Als häufigste sicherheitsrelevante Anomalien in OT-Netzwerken werden innerhalb des Rhebo Industrial Security Assessments 2021-2025 genannt: 1. verwundbare Software, Firmware oder Betriebssysteme, 2. Nicht benötigte Dienste und Protokolle, 3. Unverschlüsselte Übertragung von Passwörtern, 4. Schwache Authentifizierungsmethoden, 5. Versuchte oder erfolgreiche Verbindung ins Internet, 6. Fehler in der Zeitsynchronisierung, 6. Risiko der Kommunikationsumleitung über maliziöse Router, 7. Neue unbekannte Netzwerkteilnehmer.

Abb. 2: Die am häufigsten in OT-Netzen identifizierten Anomalien der letzten 5 Jahre. (Quelle: Rhebo)

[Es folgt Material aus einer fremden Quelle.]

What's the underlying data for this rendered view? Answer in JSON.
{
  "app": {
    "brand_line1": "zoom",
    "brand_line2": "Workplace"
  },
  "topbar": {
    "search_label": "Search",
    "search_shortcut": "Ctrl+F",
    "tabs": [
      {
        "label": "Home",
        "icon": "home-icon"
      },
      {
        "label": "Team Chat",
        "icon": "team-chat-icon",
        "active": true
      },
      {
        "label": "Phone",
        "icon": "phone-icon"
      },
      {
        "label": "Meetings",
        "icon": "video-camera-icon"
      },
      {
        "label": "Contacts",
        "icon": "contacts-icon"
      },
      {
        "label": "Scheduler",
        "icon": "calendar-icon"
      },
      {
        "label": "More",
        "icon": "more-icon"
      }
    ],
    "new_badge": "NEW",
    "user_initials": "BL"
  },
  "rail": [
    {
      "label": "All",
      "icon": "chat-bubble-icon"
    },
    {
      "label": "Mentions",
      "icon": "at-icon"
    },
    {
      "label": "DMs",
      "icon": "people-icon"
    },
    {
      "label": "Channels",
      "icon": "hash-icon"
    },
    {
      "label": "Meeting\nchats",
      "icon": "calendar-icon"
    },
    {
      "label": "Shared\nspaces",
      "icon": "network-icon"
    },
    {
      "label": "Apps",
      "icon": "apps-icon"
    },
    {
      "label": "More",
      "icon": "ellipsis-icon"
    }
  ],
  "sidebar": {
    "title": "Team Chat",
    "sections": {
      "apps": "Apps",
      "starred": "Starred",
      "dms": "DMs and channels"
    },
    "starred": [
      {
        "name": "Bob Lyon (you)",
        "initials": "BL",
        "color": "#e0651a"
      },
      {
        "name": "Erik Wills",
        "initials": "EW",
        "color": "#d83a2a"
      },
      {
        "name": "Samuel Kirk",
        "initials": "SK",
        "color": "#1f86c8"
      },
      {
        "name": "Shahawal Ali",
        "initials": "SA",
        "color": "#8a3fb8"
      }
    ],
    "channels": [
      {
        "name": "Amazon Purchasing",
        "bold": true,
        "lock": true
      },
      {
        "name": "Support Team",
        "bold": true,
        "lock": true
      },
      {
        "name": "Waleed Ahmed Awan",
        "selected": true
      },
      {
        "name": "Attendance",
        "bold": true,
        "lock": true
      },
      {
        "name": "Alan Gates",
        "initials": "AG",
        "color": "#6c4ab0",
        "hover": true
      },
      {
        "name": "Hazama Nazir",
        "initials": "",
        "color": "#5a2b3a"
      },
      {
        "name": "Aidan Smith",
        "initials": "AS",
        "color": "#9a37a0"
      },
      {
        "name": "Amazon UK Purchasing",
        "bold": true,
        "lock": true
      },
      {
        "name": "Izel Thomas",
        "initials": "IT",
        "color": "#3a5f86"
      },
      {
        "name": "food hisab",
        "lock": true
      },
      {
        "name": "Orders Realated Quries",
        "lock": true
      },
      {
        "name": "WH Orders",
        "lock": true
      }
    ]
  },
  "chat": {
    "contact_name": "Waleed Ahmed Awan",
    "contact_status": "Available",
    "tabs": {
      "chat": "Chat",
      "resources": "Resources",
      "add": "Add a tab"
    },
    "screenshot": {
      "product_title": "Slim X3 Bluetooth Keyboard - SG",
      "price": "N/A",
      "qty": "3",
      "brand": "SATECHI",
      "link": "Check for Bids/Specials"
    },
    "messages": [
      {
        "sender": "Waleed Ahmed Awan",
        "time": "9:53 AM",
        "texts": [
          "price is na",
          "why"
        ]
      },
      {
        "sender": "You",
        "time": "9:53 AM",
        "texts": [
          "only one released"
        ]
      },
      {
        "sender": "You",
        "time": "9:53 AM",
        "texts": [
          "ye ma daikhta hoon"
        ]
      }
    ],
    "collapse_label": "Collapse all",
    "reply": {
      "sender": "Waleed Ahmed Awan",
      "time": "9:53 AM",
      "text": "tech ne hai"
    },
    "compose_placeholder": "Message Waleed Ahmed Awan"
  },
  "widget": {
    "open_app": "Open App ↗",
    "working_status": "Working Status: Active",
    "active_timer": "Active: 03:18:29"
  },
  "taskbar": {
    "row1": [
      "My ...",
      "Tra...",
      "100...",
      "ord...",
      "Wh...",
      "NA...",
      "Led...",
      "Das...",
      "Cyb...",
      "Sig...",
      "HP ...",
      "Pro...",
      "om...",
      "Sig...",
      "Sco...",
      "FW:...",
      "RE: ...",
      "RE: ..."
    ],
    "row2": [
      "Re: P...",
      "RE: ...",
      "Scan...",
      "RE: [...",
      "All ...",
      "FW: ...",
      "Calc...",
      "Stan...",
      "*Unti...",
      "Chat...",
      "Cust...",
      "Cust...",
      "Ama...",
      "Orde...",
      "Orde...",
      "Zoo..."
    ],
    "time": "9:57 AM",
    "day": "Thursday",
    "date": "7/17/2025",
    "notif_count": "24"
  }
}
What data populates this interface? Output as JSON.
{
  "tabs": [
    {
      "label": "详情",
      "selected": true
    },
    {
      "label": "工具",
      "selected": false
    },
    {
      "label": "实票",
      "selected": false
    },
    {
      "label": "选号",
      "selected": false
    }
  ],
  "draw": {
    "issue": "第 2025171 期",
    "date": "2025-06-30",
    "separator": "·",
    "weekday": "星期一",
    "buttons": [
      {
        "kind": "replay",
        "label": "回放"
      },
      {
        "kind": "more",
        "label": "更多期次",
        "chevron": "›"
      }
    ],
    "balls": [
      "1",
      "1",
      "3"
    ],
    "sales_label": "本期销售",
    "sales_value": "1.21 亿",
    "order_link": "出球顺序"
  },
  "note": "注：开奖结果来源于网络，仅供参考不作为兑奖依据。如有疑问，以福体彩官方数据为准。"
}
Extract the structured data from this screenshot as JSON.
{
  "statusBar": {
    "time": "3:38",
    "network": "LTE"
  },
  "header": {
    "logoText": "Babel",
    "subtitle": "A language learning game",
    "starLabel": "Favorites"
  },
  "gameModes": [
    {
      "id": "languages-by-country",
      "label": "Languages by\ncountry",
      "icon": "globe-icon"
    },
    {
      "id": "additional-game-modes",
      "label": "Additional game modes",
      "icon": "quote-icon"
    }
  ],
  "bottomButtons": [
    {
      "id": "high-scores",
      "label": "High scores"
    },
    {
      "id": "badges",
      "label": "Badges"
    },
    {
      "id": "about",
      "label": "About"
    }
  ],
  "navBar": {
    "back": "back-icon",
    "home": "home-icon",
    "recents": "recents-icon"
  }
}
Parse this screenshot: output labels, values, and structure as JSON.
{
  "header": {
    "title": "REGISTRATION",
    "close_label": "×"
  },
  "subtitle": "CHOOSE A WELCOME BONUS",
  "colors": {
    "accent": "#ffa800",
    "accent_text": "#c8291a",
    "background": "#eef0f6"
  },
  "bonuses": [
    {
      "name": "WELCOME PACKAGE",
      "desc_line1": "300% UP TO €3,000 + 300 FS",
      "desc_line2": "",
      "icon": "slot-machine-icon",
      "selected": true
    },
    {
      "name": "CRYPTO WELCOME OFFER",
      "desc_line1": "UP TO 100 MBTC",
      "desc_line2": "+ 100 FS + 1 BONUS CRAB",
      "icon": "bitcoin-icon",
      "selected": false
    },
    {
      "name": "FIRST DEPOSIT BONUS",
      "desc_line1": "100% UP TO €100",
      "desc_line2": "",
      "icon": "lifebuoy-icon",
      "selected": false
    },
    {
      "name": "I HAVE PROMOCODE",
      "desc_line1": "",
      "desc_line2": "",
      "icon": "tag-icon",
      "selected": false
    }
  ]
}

Die detaillierte Untersuchung verdeutlicht die existierenden Angriffsvektoren in OT-Netzen weiter (Abb. 2). Aufgrund veralteter, nicht gesicherter Protokolle werden Passwörter unverschlüsselt übertragen. Durch Werkseinstellungen, Fehlkonfigurationen und fehlende Segmentierung fanden sich in über 60 % aller OT-Netze Systeme, die eine Verbindung zum Internet herstellen konnten oder dieses aktiv (oft automatisiert) versuchten, obwohl dies weder notwendig noch gewollt war. Fehler in der Zeitsynchronisation (46 %) können nicht nur Probleme bei Echtzeitprozessen hervorrufen. Sie erschweren bei einem Cybervorfall auch die forensische Analyse, da die Systeme keine zeitkonsistenten Log-Dateien besitzen. In knapp 44 % aller Fälle wurden während der Schwachstellenbewertungen neue und teilweise unbekannte Netzteilnehmer registriert. In der Regel liefen diese Neuregistrierungen an der Administration vorbei, denn die Systeme sind „historisch“ nach Bedarf gewachsen.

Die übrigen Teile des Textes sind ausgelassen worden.